本发明公开了一种抗菌二肽及其化学修饰物、制备方法与应用。本发明的抗菌二肽,DNA序列为TCTAAT,氨基酸序列为Ser Asn。在酵母表达时具有一个丝氨酸糖基化位点,转化子的发酵产物及合成的二肽具有抗枯草杆菌、绿脓杆菌、金黄色葡萄球菌、嗜水气单胞菌等的效果。经过α-氨基端乙酰化的二肽分子式为Ac-Ser-Asn。抗菌二肽α-氨基端乙酰化修饰物Ac-Ser-Asn对枯草杆菌、绿脓杆菌、金黄色葡萄球菌具有抑制作用。本发明发现的二肽能够作为先导化合物,以开发出对金黄色葡萄球菌、绿脓杆菌等有效的新型抗生素。另外,由于其对嗜水气单胞菌的强烈抑制作用,可以在水产养殖领域得到应用。

Description

一种抗菌二肽及其化学修饰物、制备方法与应用
技术领域
本发明涉及基因工程领域,具体涉及一种抗菌二肽及其化学修饰物、制备方法与应用。
背景技术
青霉素作为最早的抗菌药物成功解决了临床上金黄色葡萄球菌感染的难题,随后问世的大环内酯类、氨基糖苷类抗生素又使肺炎、肺结核的死亡率降低了80%。迄今为止已经发现许多种抗生素,它们在治疗感染性疾病中发挥巨大作用,大大延长了人类的预期寿命。
绝大多数抗生素由微生物合成,其中三分之二由链霉菌产生。根据抗生素的抗菌机理和性质,可将其分为五大类:β-内酰胺类抗生素,大环内酯类,氨基糖甙类,喹诺酮类和氯霉素类、克林霉素四环素类。各种抗生素的抗菌效果,多数呈抑菌作用,少数具杀菌作用或溶菌作用。抗生素的作用机理可归纳为:抑制核酸的合成;抑制蛋白质的合成;改变细胞膜的通透性;干扰细胞壁的形成;作用于能量代谢系统或作为抗代谢物。

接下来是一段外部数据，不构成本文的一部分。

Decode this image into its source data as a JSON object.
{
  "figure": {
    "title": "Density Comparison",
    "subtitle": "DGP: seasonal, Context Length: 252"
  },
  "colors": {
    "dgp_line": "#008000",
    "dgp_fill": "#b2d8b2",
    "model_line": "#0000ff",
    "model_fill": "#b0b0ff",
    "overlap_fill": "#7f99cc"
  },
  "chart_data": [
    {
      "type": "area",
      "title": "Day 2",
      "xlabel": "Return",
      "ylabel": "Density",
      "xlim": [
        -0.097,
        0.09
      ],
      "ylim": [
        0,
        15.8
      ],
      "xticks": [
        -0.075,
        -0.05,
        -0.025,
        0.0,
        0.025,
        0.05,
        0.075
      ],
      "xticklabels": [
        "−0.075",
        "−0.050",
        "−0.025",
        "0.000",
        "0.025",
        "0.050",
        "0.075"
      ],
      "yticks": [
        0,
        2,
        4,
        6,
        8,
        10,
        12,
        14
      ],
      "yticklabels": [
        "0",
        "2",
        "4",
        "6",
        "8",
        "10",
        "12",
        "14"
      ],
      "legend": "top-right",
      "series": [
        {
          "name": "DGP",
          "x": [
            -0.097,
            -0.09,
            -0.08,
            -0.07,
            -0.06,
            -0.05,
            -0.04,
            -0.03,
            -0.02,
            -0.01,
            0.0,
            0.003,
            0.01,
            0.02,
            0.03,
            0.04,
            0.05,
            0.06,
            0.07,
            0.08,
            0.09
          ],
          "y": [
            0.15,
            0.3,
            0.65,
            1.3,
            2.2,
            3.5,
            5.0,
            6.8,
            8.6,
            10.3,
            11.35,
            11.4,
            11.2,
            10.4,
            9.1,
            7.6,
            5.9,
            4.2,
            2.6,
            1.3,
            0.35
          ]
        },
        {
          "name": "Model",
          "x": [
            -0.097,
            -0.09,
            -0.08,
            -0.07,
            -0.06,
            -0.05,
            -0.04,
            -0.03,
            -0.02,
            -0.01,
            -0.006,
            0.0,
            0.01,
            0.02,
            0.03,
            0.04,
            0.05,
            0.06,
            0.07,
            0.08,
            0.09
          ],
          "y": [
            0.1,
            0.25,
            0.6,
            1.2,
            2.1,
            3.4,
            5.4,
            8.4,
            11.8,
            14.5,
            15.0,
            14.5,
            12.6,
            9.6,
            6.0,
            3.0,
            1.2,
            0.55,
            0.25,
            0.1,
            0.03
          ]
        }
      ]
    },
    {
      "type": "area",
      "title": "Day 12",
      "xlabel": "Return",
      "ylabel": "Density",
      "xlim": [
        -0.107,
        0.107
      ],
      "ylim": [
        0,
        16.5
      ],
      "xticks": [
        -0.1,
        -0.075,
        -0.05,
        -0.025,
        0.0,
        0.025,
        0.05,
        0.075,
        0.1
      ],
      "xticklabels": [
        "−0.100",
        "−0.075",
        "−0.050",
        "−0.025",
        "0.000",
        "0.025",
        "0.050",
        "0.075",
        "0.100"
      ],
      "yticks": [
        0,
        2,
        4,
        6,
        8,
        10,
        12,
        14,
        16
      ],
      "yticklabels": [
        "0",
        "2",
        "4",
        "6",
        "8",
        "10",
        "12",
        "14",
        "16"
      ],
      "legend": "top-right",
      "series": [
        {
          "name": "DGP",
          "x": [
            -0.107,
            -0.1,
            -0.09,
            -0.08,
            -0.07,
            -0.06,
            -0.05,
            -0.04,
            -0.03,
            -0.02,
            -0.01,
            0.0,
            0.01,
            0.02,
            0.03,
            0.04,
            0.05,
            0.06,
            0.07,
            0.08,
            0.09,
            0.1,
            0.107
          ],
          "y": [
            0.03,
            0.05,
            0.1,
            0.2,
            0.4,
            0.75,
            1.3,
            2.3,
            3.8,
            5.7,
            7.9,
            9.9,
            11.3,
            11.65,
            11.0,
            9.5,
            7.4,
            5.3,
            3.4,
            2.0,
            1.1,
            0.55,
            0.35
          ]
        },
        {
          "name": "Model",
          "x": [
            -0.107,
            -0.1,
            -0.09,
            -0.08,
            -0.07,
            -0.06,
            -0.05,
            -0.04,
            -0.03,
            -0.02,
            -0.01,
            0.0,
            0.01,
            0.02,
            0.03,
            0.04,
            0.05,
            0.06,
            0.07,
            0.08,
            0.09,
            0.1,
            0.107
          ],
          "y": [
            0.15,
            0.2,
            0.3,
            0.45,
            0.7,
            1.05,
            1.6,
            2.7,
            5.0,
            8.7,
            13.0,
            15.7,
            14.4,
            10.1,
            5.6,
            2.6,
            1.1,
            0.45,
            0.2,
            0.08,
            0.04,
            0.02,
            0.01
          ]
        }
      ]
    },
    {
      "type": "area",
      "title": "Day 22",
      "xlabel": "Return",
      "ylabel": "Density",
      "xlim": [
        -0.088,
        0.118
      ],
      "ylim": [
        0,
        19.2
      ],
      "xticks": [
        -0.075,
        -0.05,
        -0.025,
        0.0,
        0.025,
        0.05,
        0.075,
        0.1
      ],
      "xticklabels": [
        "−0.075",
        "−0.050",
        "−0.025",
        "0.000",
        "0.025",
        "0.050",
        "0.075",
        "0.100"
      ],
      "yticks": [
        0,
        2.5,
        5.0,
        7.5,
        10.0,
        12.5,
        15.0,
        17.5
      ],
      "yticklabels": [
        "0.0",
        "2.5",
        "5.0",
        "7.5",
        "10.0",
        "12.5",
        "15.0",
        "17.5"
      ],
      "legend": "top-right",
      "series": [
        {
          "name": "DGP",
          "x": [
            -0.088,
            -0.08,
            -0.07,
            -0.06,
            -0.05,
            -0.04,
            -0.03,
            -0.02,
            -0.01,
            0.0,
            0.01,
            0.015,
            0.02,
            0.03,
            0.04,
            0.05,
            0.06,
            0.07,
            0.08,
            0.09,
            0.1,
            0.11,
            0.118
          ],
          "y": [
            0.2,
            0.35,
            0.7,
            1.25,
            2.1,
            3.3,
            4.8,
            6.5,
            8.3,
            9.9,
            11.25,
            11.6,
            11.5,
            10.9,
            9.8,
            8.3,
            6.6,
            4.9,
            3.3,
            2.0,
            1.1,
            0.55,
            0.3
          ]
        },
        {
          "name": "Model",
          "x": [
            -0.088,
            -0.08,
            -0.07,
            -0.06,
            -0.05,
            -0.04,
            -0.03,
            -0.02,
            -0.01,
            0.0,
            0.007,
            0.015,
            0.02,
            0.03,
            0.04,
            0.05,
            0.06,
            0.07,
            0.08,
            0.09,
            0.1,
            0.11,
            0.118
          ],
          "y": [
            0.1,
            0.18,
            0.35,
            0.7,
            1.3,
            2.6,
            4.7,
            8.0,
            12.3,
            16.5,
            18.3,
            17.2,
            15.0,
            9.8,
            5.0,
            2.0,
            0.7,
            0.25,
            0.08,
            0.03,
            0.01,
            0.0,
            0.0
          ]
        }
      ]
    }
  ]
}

早期细菌耐药的表现主要为某种细菌对某类药物耐药。自80年代后期至90年代,革兰氏阳性球菌中出现了非常难治疗的多重耐药菌感染,这种高度耐药的多重耐药革兰氏阳性球菌除个别抗生素外几乎对所有抗菌药物都耐药,对临床形成了很大的威胁,已引起全球的震惊和高度的重视。细菌耐药性的遗传机制和分子基础可以归纳为以下六个方面:一、细菌生产的抗菌药物钝化酶而致耐药;二、细菌生产的酶(蛋白)保护抗菌药物作用靶位而耐药;三、细菌获得功能取代蛋白(酶)而耐药;四、细菌细胞膜通透性改变导致耐药;五、细菌的主动泵出功能而致耐药;六、细菌的抗菌药物作用靶位改变而致耐药。

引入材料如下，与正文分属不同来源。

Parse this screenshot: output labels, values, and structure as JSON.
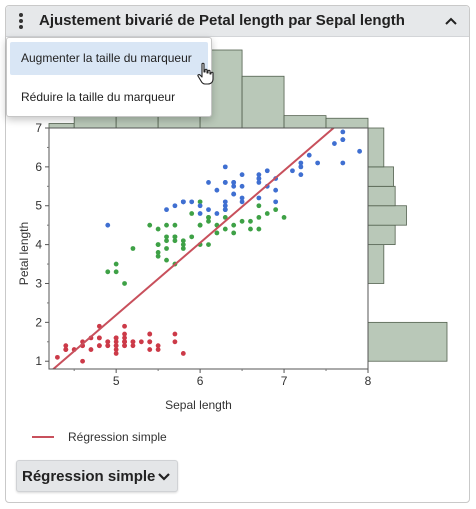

许多生物的基因组中编码抑制或杀灭细菌的一些短肽,称为抗菌肽。抗菌肽具有抗菌活性强、分布广等特点。但抗菌肽一般长度超过10个氨基酸,具有一定的免疫原性和较差的生物可及性。一般生物可及性好的药物分子量都在500道尔顿以下。如果能够开发小分子抗菌寡肽,则能够充分发掘出新的抗生素的资源。所以,开发抗菌寡肽对人类的健康、畜牧生产、水产养殖等具有重要的意义。
发明内容
本发明的目的在于克服现有抗生素存在耐药性的问题,提供一种抗菌活性高的抗菌二肽。
本发明的另一个目的是提供上述抗菌二肽在制备抗菌药物上的应用。
本发明的进一步目的是提供上述抗菌二肽的化学修饰物。
本发明的再进一步目的是提供上述抗菌二肽的化学修饰物在制备抗菌药物上的应用。
本发明的目的是通过以下技术措施实现的:构建酵母α交配因子前导肽与二肽的融合DNA片段,用于二肽的分泌表达;插入用EcoRI和XbaI双酶切的含有诱导型启动子的酿酒酵母载体;为避免未连接的线状DNA在转化后与酵母基因组DNA发生重组,用核酸外切酶III和绿豆芽核酸酶对其进行消化处理;纯化后电激转化酿酒酵母;转化子转接至半乳糖诱导表达平板,过夜生长后用含细菌的上层培养基覆盖,观测抑菌圈;或用液体培养基诱导表达后测抑菌率;对阳性克隆进行PCR扩增,测序;化学合成部分抗菌肽,用琼脂糖扩散法检测活性。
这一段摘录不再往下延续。